VYPR
← All advisories
High severity7.1NVD Advisory· Published Jun 15, 2026

CVE-2019-25746

CVE-2019-25746

Description

WordPress Sliced Invoices ≤3.8.2 has an authenticated SQL injection in the duplicate_quote_invoice action via the post parameter.

AI Insight

LLM-synthesized narrative grounded in this CVE's description and references.

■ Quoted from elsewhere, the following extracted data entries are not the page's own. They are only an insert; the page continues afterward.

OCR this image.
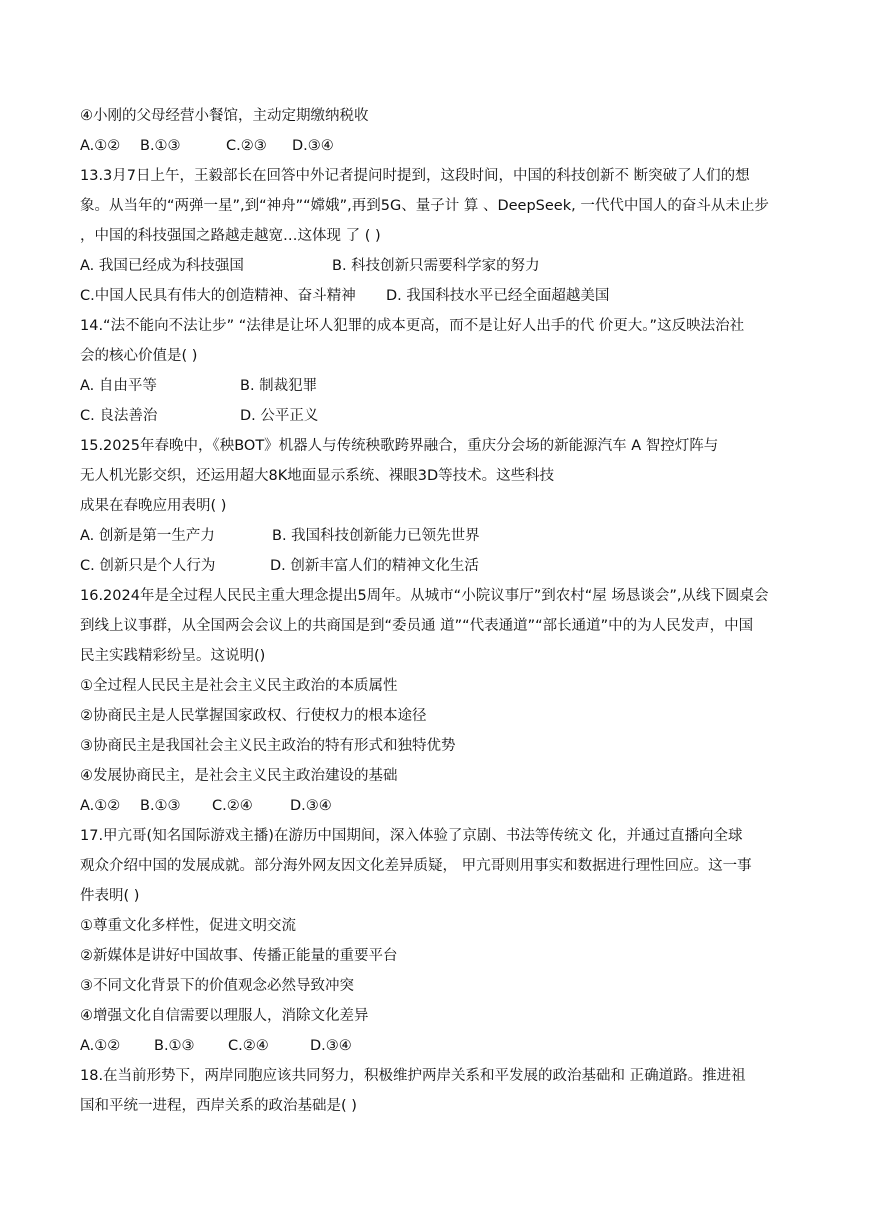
④小刚的父母经营小餐馆，主动定期缴纳税收
A.①②	B.①③	C.②③	D.③④
13.3月7日上午，王毅部长在回答中外记者提问时提到，这段时间，中国的科技创新不 断突破了人们的想
象。从当年的“两弹一星”,到“神舟”“嫦娥”,再到5G、量子计 算 、DeepSeek, 一代代中国人的奋斗从未止步
，中国的科技强国之路越走越宽…这体现 了 ( )
A. 我国已经成为科技强国	B. 科技创新只需要科学家的努力
C.中国人民具有伟大的创造精神、奋斗精神	D. 我国科技水平已经全面超越美国
14.“法不能向不法让步” “法律是让坏人犯罪的成本更高，而不是让好人出手的代 价更大。”这反映法治社
会的核心价值是( )
A. 自由平等	B. 制裁犯罪
C. 良法善治	D. 公平正义
15.2025年春晚中，《秧BOT》机器人与传统秧歌跨界融合，重庆分会场的新能源汽车 A 智控灯阵与
无人机光影交织，还运用超大8K地面显示系统、裸眼3D等技术。这些科技
成果在春晚应用表明( )
A. 创新是第一生产力	B. 我国科技创新能力已领先世界
C. 创新只是个人行为	D. 创新丰富人们的精神文化生活
16.2024年是全过程人民民主重大理念提出5周年。从城市“小院议事厅”到农村“屋 场恳谈会”,从线下圆桌会
到线上议事群，从全国两会会议上的共商国是到“委员通 道”“代表通道”“部长通道”中的为人民发声，中国
民主实践精彩纷呈。这说明()
①全过程人民民主是社会主义民主政治的本质属性
②协商民主是人民掌握国家政权、行使权力的根本途径
③协商民主是我国社会主义民主政治的特有形式和独特优势
④发展协商民主，是社会主义民主政治建设的基础
A.①②	B.①③	C.②④	D.③④
17.甲亢哥(知名国际游戏主播)在游历中国期间，深入体验了京剧、书法等传统文 化，并通过直播向全球
观众介绍中国的发展成就。部分海外网友因文化差异质疑， 甲亢哥则用事实和数据进行理性回应。这一事
件表明( )
①尊重文化多样性，促进文明交流
②新媒体是讲好中国故事、传播正能量的重要平台
③不同文化背景下的价值观念必然导致冲突
④增强文化自信需要以理服人，消除文化差异
A.①②	B.①③	C.②④	D.③④
18.在当前形势下，两岸同胞应该共同努力，积极维护两岸关系和平发展的政治基础和 正确道路。推进祖
国和平统一进程，西岸关系的政治基础是( )
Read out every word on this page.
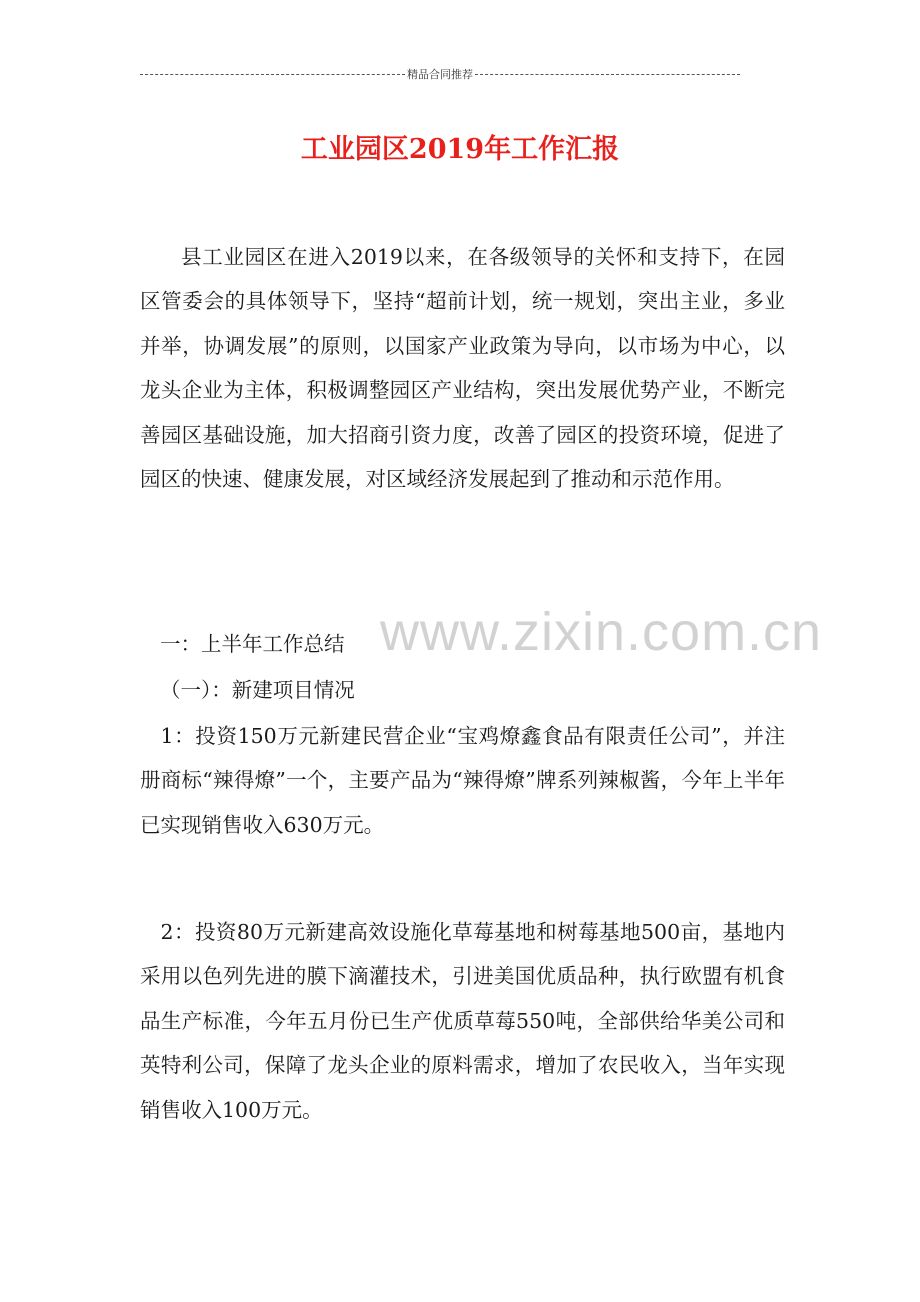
精品合同推荐
工业园区2019年工作汇报
www.zixin.com.cn

县工业园区在进入2019以来，在各级领导的关怀和支持下，在园区管委会的具体领导下，坚持“超前计划，统一规划，突出主业，多业并举，协调发展”的原则，以国家产业政策为导向，以市场为中心，以龙头企业为主体，积极调整园区产业结构，突出发展优势产业，不断完善园区基础设施，加大招商引资力度，改善了园区的投资环境，促进了园区的快速、健康发展，对区域经济发展起到了推动和示范作用。

一：上半年工作总结

（一）：新建项目情况

1：投资150万元新建民营企业“宝鸡燎鑫食品有限责任公司”，并注册商标“辣得燎”一个，主要产品为“辣得燎”牌系列辣椒酱，今年上半年已实现销售收入630万元。

2：投资80万元新建高效设施化草莓基地和树莓基地500亩，基地内采用以色列先进的膜下滴灌技术，引进美国优质品种，执行欧盟有机食品生产标准，今年五月份已生产优质草莓550吨，全部供给华美公司和英特利公司，保障了龙头企业的原料需求，增加了农民收入，当年实现销售收入100万元。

WordPress Sliced Invoices ≤3.8.2 has an authenticated SQL injection in the duplicate_quote_invoice action via the post parameter.

Vulnerability

WordPress Sliced Invoices versions 3.8.2 and earlier contain an authenticated SQL injection vulnerability. The flaw resides in the admin.php endpoint, specifically in the duplicate_quote_invoice action. An attacker can inject arbitrary SQL code through the post parameter, which is not properly sanitized before being used in a database query. This vulnerability requires the attacker to have an authenticated WordPress user account.

Exploitation

An authenticated attacker with a WordPress user account can send a crafted HTTP request to admin.php?action=duplicate_quote_invoice with a malicious post parameter value. For example, appending and (select*from(select(sleep(20)))a)--%20 to the post parameter causes a 20-second delay, confirming SQL injection. Tools like sqlmap can automate exploitation to enumerate the database or execute arbitrary SQL statements [4].

Impact

Successful exploitation allows an authenticated attacker to extract sensitive information from the WordPress database, including user credentials, post content, and other stored data. The attacker can also modify database records, potentially escalating privileges or altering application behavior. The CVSS v3 base score is 7.1 (High), reflecting low attack complexity and network access [3].

Mitigation

The vendor has not released a patched version as of the publication date. The advisory indicates that versions 3.8.2 and earlier are affected [3]. Users should upgrade to a patched version if and when it becomes available, or restrict access to the admin.php endpoint and ensure that only trusted, authenticated users have accounts. No official mitigation or workaround has been provided in the available references.

References
  1. WordPress Sliced Invoices 3.8.2 SQL Injection via post Parameter
  2. OffSec’s Exploit Database Archive

AI Insight generated on Jun 15, 2026. Synthesized from this CVE's description and the cited reference URLs; citations are validated against the source bundle.

Affected products

2

Patches

0

No patches discovered yet.

Vulnerability mechanics

Root cause

"The `post` parameter is directly interpolated into an SQL query without sanitisation or parameterisation, enabling authenticated SQL injection."

Attack vector

An attacker with a valid WordPress user account sends a crafted GET request to `/wp-admin/admin.php?action=duplicate_quote_invoice&post=...` . The `post` parameter is injected with SQL payloads—for example `8%20and%20(select*from(select(sleep(20)))a)--%20` causes a 20-second delay, confirming execution [ref_id=1]. This allows the attacker to extract or modify data via sqlmap or manual injection. [CWE-89]

Affected code

The authenticated SQL injection resides in the `admin.php` endpoint when the `duplicate_quote_invoice` action is invoked. The vulnerable `post` parameter is passed directly into a database query without sanitization or parameterisation.

What the fix does

The advisory does not provide a patch diff. To remediate, the plugin must use prepared statements or properly escape/sanitize the `post` parameter before it enters any SQL query. The vendor released version 3.8.2 as the first unaffected version, implying the fix involved parameterised queries or input validation at that endpoint [ref_id=1].

Preconditions

  • authAttacker must have a valid WordPress user account (any role that can reach admin.php).
  • configThe Sliced Invoices plugin version must be lower than 3.8.2.
  • networkThe target WordPress instance must be network-accessible.
  • inputAttacker supplies malicious SQL content in the 'post' HTTP GET parameter.

Reproduction

As a logged-in WordPress user, visit `http://<target>/wp-admin/admin.php?action=duplicate_quote_invoice&post=8%20and%20(select*from(select(sleep(20)))a)--%20`. A 20-second delay in the HTTP response confirms the SQL injection is exploitable [ref_id=1].

Generated on Jun 15, 2026. Inputs: CWE entries + fix-commit diffs from this CVE's patches. Citations validated against bundle.

References

4

News mentions

0

No linked articles in our index yet.